The Income Tax Department has identified several business families that allegedly failed to disclose foreign assets or sources of overseas income in their tax returns and is preparing to issue notices in the coming months to enforce compliance, officials said.
These families are based in cities including Ahmedabad, Surat, Chennai, Hyderabad, Bengaluru, and Mumbai.
"The foreign assets they hold have a value to the tune of thousands of crores. I-T Department officials across jurisdictions are collecting all the data to come up with a concrete figure. The CBDT nodal office in Delhi is also examining some cases," one of the I-T officials said. "Once we are ready with all the evidence, we will act on it and send notices."
"I-T Department gets data on foreign assets and foreign bank account holdings from other countries. This helps us in estimating the actual tax liability of individuals as well as companies," the official said.
In a November 27 press release, the I-T Department explained that an analysis of the 'Automatic Exchange of Information' for 2024-25 by the Central Board of Direct Taxes (CBDT) has identified high-risk cases where foreign assets appear to exist but have not been reported in the ITRs filed for AY 2025-26 (for FY25).
The AEOI is a framework developed by OECD countries to combat tax evasion. Under the AEOI, a Common Reporting Standard (CRS) has been developed, through which the financial institutions of the “source” jurisdiction collect and report information to their tax authorities about account holders (or residents) in other countries. This information is exchanged with the resident's "home country" annually.
In 2024, the I-T Department launched a NUDGE campaign targeting select taxpayers who had been reported by foreign jurisdictions under the AEOI framework as holding foreign assets that were not disclosed in their income tax returns (ITRs) for AY2024-25. This initiative had yielded positive outcomes, with 24,678 taxpayers revisiting their returns and disclosing foreign assets amounting to Rs 29,208 crore, along with foreign-source income of Rs 1,090 crore.
Officials said the exercise that the I-T Department will undertake now (on business families) is the next step of the NUDGE campaign.
"Many Indian families have some form of overseas financial linkage, whether through inheritance, prior employment, or family arrangements, and not all such holdings have been reported," said a second person.
"The underlying data source for most of these actions is CRS. Notices will give reference to specific overseas accounts or assets without disclosing the precise origin of the information," the person said. "The department has been issuing CRS-linked notices for the past two years, and the volume is rising. These notices will ask taxpayers to review disclosures, pay any due taxes, and, where applicable, file revised returns."
As per the extant law, a 30 percent tax will be levied on the value of an undisclosed foreign asset or income. "For this purpose, the value of undisclosed assets shall be the value of such asset in the previous year in which the asset comes to the notice of the tax officer.
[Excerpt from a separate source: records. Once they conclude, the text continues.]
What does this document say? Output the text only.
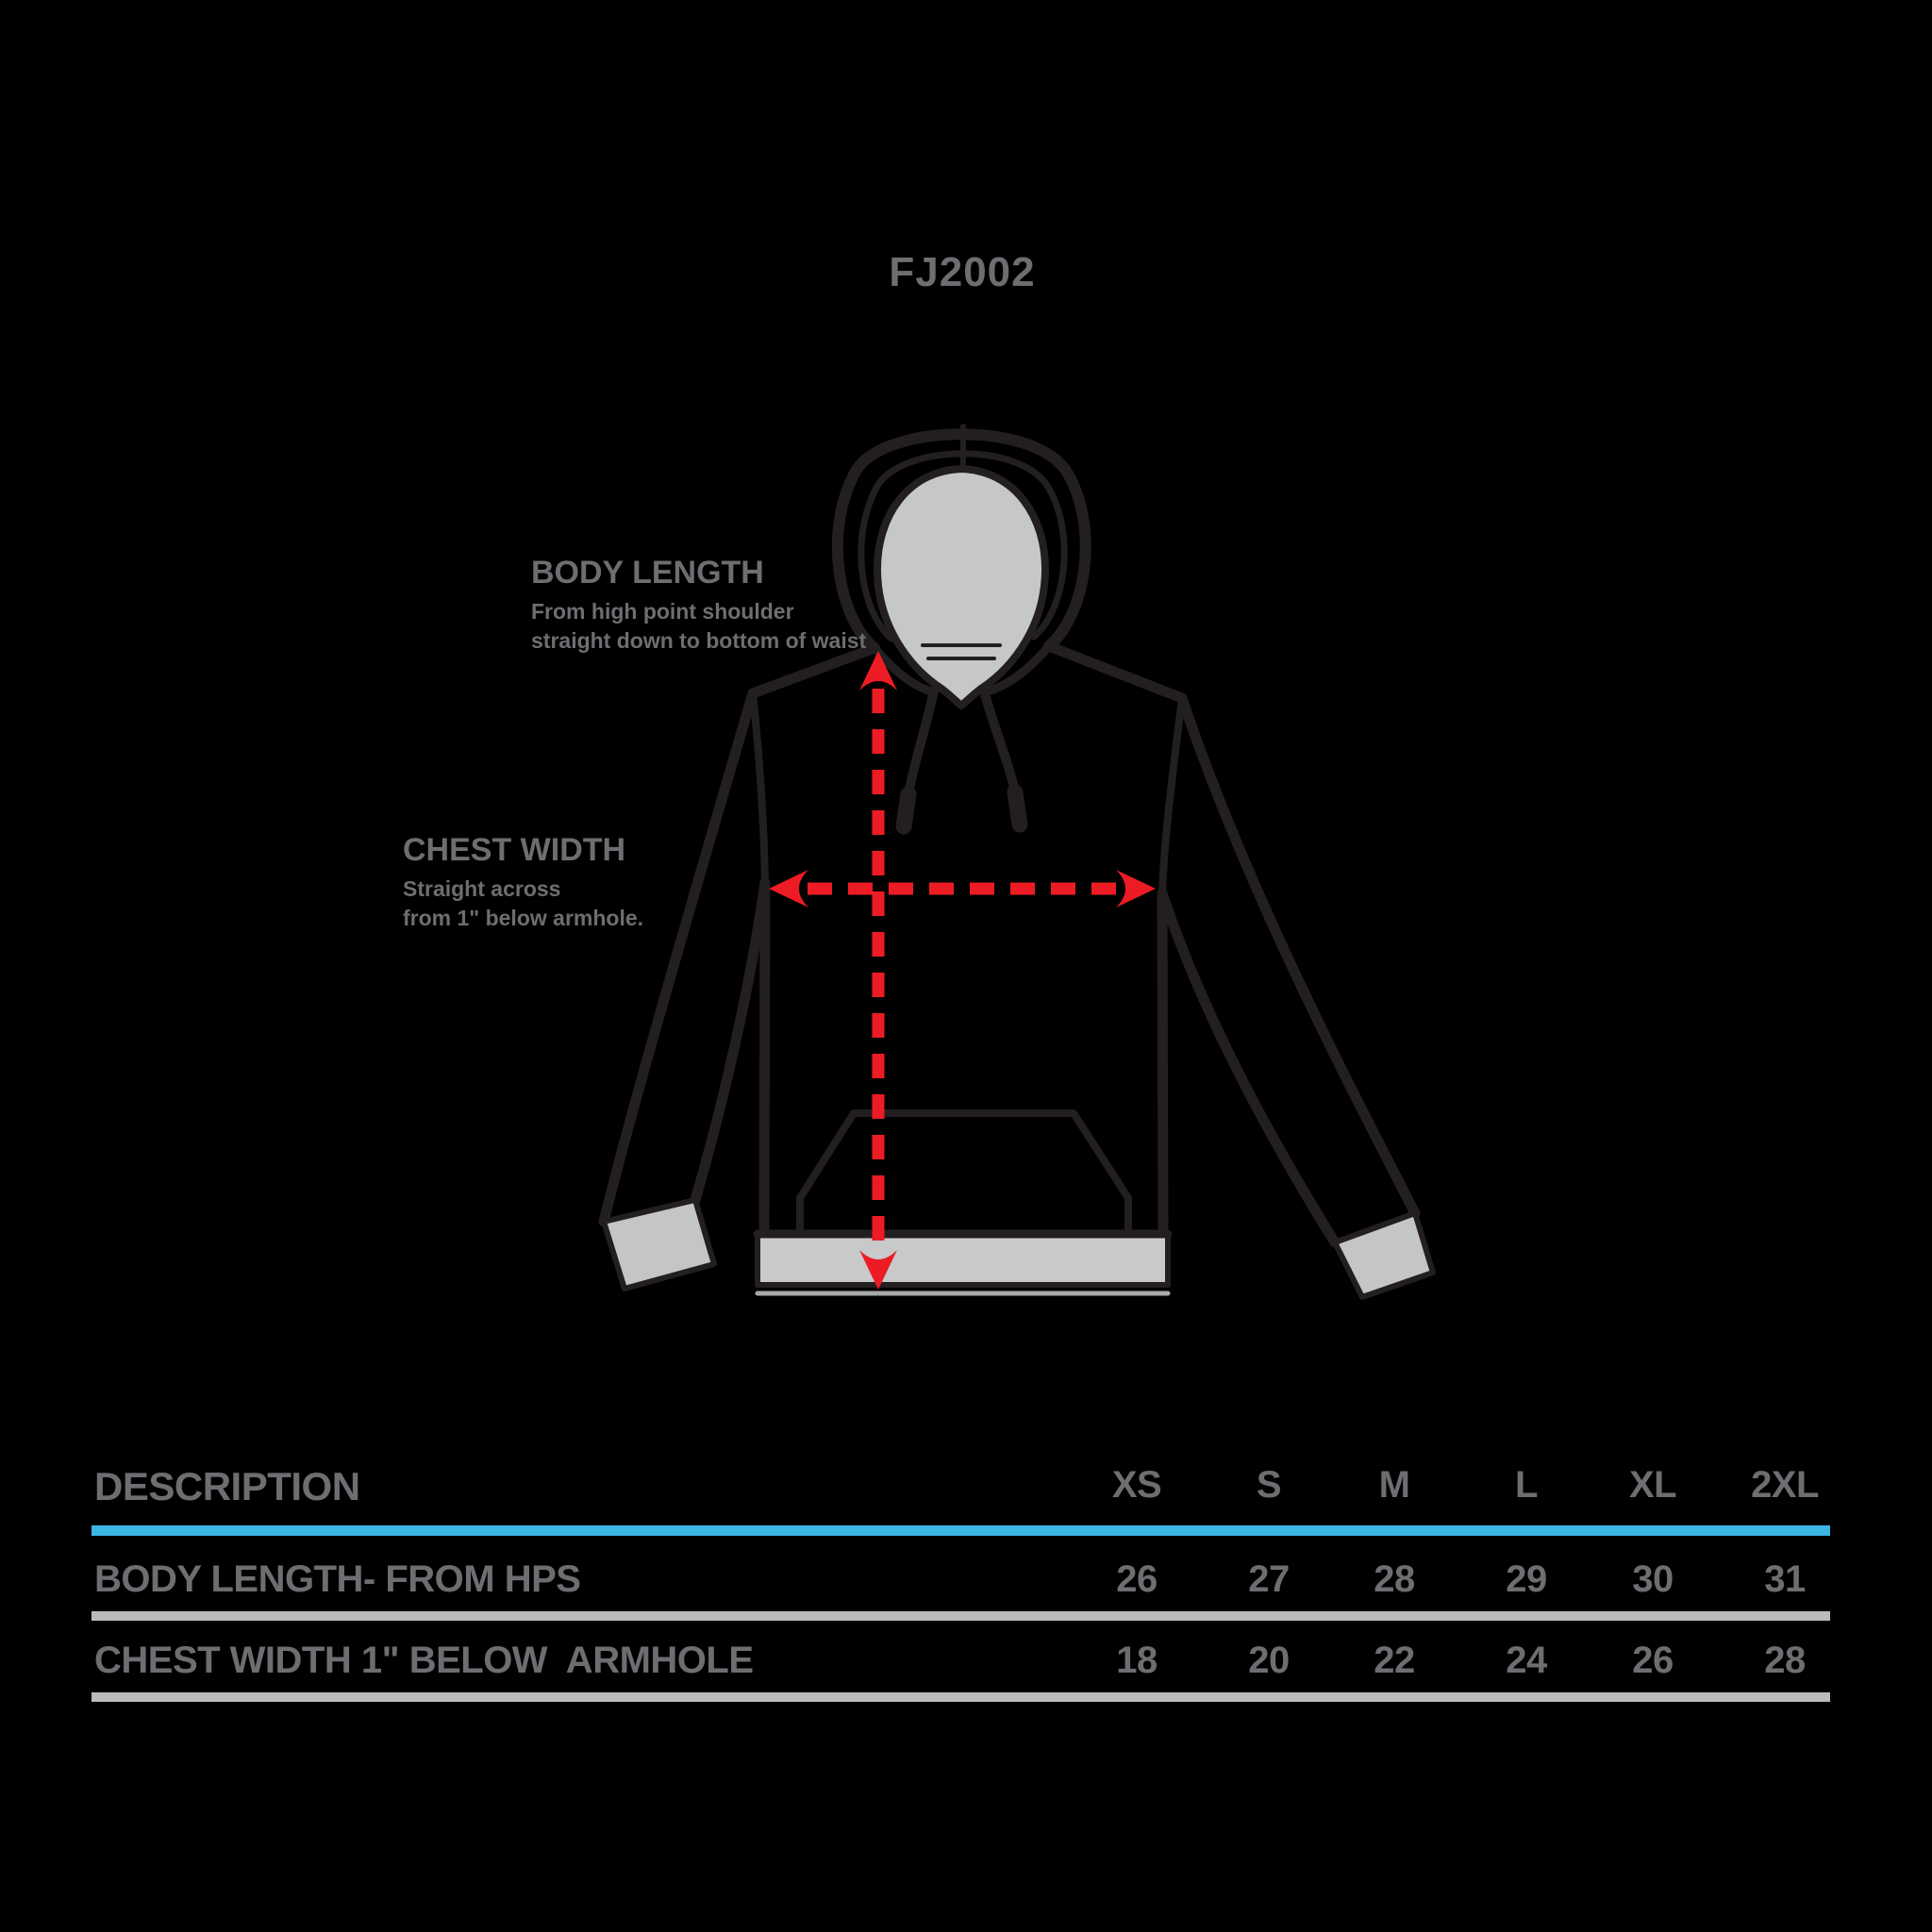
FJ2002
BODY LENGTH
From high point shoulder
straight down to bottom of waist
CHEST WIDTH
Straight across
from 1" below armhole.
DESCRIPTION	XS	S	M	L	XL	2XL
BODY LENGTH- FROM HPS	26	27	28	29	30	31
CHEST WIDTH 1" BELOW  ARMHOLE	18	20	22	24	26	28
In addition to taxes, a penalty equivalent to 3 times the taxes may also be levied," said Abheet Sachdeva, Partner, Nangia Global.
Sachdeva says that with the introduction of the Black Money Act, significant financial levies (taxes and penalties) as well as prosecution have been prescribed in matters involving undisclosed foreign assets and income, which act as a deterrent to self-disclosure by business families.
In the Union Budget 2026, Finance Minister Nirmala Sitharaman announced a “one-time six-month” scheme for small taxpayers (students, young professionals, tech employees, relocated NRIs) to nudge them to disclose foreign assets or income below a certain size, and pay tax on it. The beneficiaries of this scheme will not face any penalty.
The scheme says if the limit of undisclosed income/asset is proposed to be up to Rs 1 crore, the individual needs to pay 30 percent of the fair market value of assets or 30 percent of the undisclosed income as tax, and 30 percent as additional income tax in lieu of penalty and would thereby get immunity from prosecution.
Business families don’t qualify to avail the benefit under this scheme, according to the officials.